In this arc for instance as the Scientists rot in jail one of Feynman and Einstein’s experiments breaks loose. The giant blue monstrosity, constructed from the best genetic traits found on a variety of worlds, speaks English like a hyper-intelligent beach bum. ‘This conquest is like a biological, uh, imperative, man’ he tells a soldier shortly before he separates his head from his shoulders (the unfortunate GI in question is named ‘Pitarra’, incidentally). Unfortunately for our heroes but perhaps fortunately for mankind as a whole General Westmoreland proves to be more than just a hate-filled grandstander as to the shock of everybody but himself he kills the eloquent monster getting nary a scratch in the process.
The great blue hope may have failed our heroes then and things go from bad to worse as Einstein sells out his friends, agreeing the help Oppenheimer when the rest refused.
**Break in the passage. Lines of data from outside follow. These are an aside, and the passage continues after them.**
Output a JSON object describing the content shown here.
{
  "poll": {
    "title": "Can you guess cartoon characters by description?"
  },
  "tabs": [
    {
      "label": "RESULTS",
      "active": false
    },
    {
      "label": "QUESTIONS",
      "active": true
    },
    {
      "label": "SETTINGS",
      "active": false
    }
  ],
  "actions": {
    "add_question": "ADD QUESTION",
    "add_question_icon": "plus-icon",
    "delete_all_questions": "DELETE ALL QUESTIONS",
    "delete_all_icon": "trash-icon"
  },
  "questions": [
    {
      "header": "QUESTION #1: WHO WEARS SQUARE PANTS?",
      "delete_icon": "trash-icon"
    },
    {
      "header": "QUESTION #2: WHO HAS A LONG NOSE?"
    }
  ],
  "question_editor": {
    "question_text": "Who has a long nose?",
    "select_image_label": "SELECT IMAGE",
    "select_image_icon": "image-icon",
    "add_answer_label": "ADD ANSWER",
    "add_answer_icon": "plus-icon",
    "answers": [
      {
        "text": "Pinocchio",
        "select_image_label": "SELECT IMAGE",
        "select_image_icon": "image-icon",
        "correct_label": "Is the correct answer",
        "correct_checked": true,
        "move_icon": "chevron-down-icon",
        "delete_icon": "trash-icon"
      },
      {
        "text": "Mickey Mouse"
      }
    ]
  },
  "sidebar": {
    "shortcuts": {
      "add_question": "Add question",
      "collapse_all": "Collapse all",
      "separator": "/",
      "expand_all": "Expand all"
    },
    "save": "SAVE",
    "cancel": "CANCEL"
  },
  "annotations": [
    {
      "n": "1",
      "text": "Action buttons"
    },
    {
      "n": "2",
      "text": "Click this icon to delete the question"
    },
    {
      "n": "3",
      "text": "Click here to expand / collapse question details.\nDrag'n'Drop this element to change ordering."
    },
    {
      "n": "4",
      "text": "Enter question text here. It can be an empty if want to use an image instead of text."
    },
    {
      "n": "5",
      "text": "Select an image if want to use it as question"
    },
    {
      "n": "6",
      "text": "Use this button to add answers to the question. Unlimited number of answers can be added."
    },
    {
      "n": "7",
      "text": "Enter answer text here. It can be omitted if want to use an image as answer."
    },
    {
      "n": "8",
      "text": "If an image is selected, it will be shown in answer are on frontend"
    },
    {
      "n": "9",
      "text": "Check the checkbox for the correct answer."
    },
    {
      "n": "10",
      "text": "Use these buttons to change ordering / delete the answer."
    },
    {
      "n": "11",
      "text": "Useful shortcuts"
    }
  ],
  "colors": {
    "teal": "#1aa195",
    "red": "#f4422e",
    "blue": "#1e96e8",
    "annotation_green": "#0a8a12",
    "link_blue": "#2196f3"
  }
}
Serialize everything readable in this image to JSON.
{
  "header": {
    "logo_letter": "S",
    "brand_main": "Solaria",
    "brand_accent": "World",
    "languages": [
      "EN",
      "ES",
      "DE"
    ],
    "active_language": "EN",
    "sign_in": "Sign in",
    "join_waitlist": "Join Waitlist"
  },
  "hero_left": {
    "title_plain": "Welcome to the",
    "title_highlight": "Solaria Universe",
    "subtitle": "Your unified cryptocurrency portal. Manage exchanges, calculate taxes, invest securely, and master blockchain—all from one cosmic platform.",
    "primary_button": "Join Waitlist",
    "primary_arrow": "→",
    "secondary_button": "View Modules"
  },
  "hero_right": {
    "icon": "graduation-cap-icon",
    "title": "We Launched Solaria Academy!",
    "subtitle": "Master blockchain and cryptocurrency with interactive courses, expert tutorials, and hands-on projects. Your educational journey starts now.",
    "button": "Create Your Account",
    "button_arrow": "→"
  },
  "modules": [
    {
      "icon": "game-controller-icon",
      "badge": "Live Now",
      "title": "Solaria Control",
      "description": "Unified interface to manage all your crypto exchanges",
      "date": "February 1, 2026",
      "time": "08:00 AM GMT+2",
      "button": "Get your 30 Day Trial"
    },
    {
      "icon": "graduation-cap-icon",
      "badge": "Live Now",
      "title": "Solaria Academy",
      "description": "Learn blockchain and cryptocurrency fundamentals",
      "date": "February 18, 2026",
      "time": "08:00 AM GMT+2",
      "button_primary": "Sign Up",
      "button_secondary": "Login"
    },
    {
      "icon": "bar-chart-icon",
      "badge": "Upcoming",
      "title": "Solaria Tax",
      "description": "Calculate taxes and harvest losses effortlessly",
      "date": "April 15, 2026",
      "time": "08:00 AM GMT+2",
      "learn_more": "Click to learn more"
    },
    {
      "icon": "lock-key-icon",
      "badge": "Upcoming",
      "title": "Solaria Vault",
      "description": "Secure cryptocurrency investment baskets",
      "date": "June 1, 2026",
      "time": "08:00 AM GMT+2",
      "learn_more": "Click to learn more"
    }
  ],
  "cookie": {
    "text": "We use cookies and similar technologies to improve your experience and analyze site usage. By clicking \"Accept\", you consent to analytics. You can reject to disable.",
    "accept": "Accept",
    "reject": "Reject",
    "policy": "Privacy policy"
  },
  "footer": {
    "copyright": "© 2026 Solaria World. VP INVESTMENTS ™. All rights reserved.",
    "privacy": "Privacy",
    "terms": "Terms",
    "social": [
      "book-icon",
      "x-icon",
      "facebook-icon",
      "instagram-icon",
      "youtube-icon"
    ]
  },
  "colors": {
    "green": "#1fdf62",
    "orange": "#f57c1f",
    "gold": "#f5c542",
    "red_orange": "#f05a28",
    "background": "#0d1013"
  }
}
Help finally arrives though in the shape of a character we have not seen since the first volume. Making his triumphant return, dressed as a barbarian warrior, is Albert Einstein. Stranded in a hellish world, ruled by the evil Goddenheimer, by Albrecht, Albert has since escaped and embarked on quite the odyssey before returning at an opportune time. Albert’s arrival not only helps our heroes but it also gives the book a shot in the arm. Just as in Volume One the arrival of aliens opened the book out to a universe of possibilities, so does Albert’s arrival bring with it a multiverse of possibilities. As Albert tells his doppelganger of where he’s been we see tantalising, one panel depictions of some of the worlds he’s been including a futuristic Sci-fi city, an undersea civilisation as well as analogues of Dune, 2001 and Conan’s Hyborian Age.
Volume Four finishes with the protagonists taking a much deserved breather in the form of a very wholesome looking barbeque. It’s rare that this comic applies the handbrake at all so it’s nice to see the characters sit back and take stock especially as it’s great fun seeing this motley crew of freaks sitting around enjoying Feynman’s hotdogs. The final page of #20 which concludes this volume shows us perhaps the future direction of the book. As Albrecht changes his appearance so as to distinguish himself from his doppelganger, he asks Albert what the future has in store. ‘We’re going out there, to ze frontier…And then, even further’. And I’ll be going with them.